Die krumme Amsel

von Rudolf Engel

Foto © Rudolf Engel


Die krumme Amsel
 
Seit wir kalendarisch Winter haben, kommt jeden Morgen eine Amsel mit gebrochenem Rückgrat zu uns, tatsächlich: ja sie kommt, kommt zu Fuß über die Mauerkante der Veranda, denn richtig fliegen kann sie nicht mehr, nur noch flatternd ein wenig hoch hüpfen, gerade hoch genug, um es ins Futterkästchen zu schaffen.  Wir sehen sie ganz nah durchs Fenster, vom Frühstückstisch aus, eine traurige, gespenstische Gestalt, dem Glöckner von Notre Dame gleich, aber behäbig, guten Gemüts.
Sie nimmt ihre Morgenmahlzeit früh, wenn es noch dunkel ist und sie allein und ungestört fressen kann. Denn die andern geflügelten Wesen trauen sich noch nicht heran, weil der dicht daneben stehende hell erleuchtete Christbaum ihnen die Illusion der Gefahr von Feuer vermittelt.
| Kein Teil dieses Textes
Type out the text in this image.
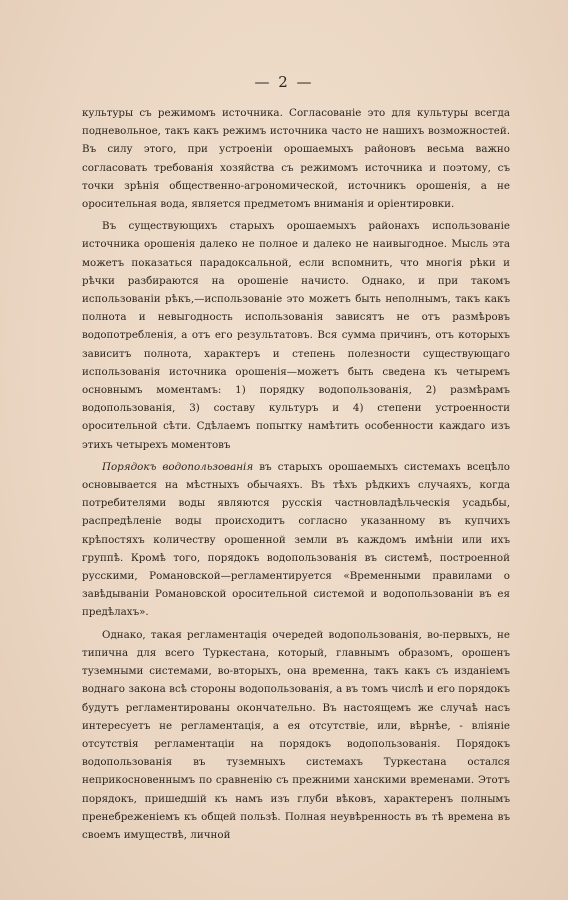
— 2 —

культуры съ режимомъ источника. Согласованіе это для культуры всегда подневольное, такъ какъ режимъ источника часто не нашихъ возможностей. Въ силу этого, при устроеніи орошаемыхъ районовъ весьма важно согласовать требованія хозяйства съ режимомъ источника и поэтому, съ точки зрѣнія общественно-агрономической, источникъ орошенія, а не оросительная вода, является предметомъ вниманія и оріентировки.

Въ существующихъ старыхъ орошаемыхъ районахъ использованіе источника орошенія далеко не полное и далеко не наивыгодное. Мысль эта можетъ показаться парадоксальной, если вспомнить, что многія рѣки и рѣчки разбираются на орошеніе начисто. Однако, и при такомъ использованіи рѣкъ,—использованіе это можетъ быть неполнымъ, такъ какъ полнота и невыгодность использованія зависятъ не отъ размѣровъ водопотребленія, а отъ его результатовъ. Вся сумма причинъ, отъ которыхъ зависитъ полнота, характеръ и степень полезности существующаго использованія источника орошенія—можетъ быть сведена къ четыремъ основнымъ моментамъ: 1) порядку водопользованія, 2) размѣрамъ водопользованія, 3) составу культуръ и 4) степени устроенности оросительной сѣти. Сдѣлаемъ попытку намѣтить особенности каждаго изъ этихъ четырехъ моментовъ

Порядокъ водопользованія въ старыхъ орошаемыхъ системахъ всецѣло основывается на мѣстныхъ обычаяхъ. Въ тѣхъ рѣдкихъ случаяхъ, когда потребителями воды являются русскія частновладѣльческія усадьбы, распредѣленіе воды происходитъ согласно указанному въ купчихъ крѣпостяхъ количеству орошенной земли въ каждомъ имѣніи или ихъ группѣ. Кромѣ того, порядокъ водопользованія въ системѣ, построенной русскими, Романовской—регламентируется «Временными правилами о завѣдываніи Романовской оросительной системой и водопользованіи въ ея предѣлахъ».

Однако, такая регламентація очередей водопользованія, во-первыхъ, не типична для всего Туркестана, который, главнымъ образомъ, орошенъ туземными системами, во-вторыхъ, она временна, такъ какъ съ изданіемъ воднаго закона всѣ стороны водопользованія, а въ томъ числѣ и его порядокъ будутъ регламентированы окончательно. Въ настоящемъ же случаѣ насъ интересуетъ не регламентація, а ея отсутствіе, или, вѣрнѣе, - вліяніе отсутствія регламентаціи на порядокъ водопользованія. Порядокъ водопользованія въ туземныхъ системахъ Туркестана остался неприкосновеннымъ по сравненію съ прежними ханскими временами. Этотъ порядокъ, пришедшій къ намъ изъ глуби вѣковъ, характеренъ полнымъ пренебреженіемъ къ общей пользѣ. Полная неувѣренность въ тѣ времена въ своемъ имуществѣ, личной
Für unsere hungernde Amsel von Notre Dame aber ist die Überwindung von Feuerangst geringer als das ständig aggressive Verjagtwerden durch die eigenen Leute.
Und uns animiert sie, trotz allen Fastengeboten des Advents, länger am Tisch zu verweilen und eine Schnitte mehr als nötig zu verzehren.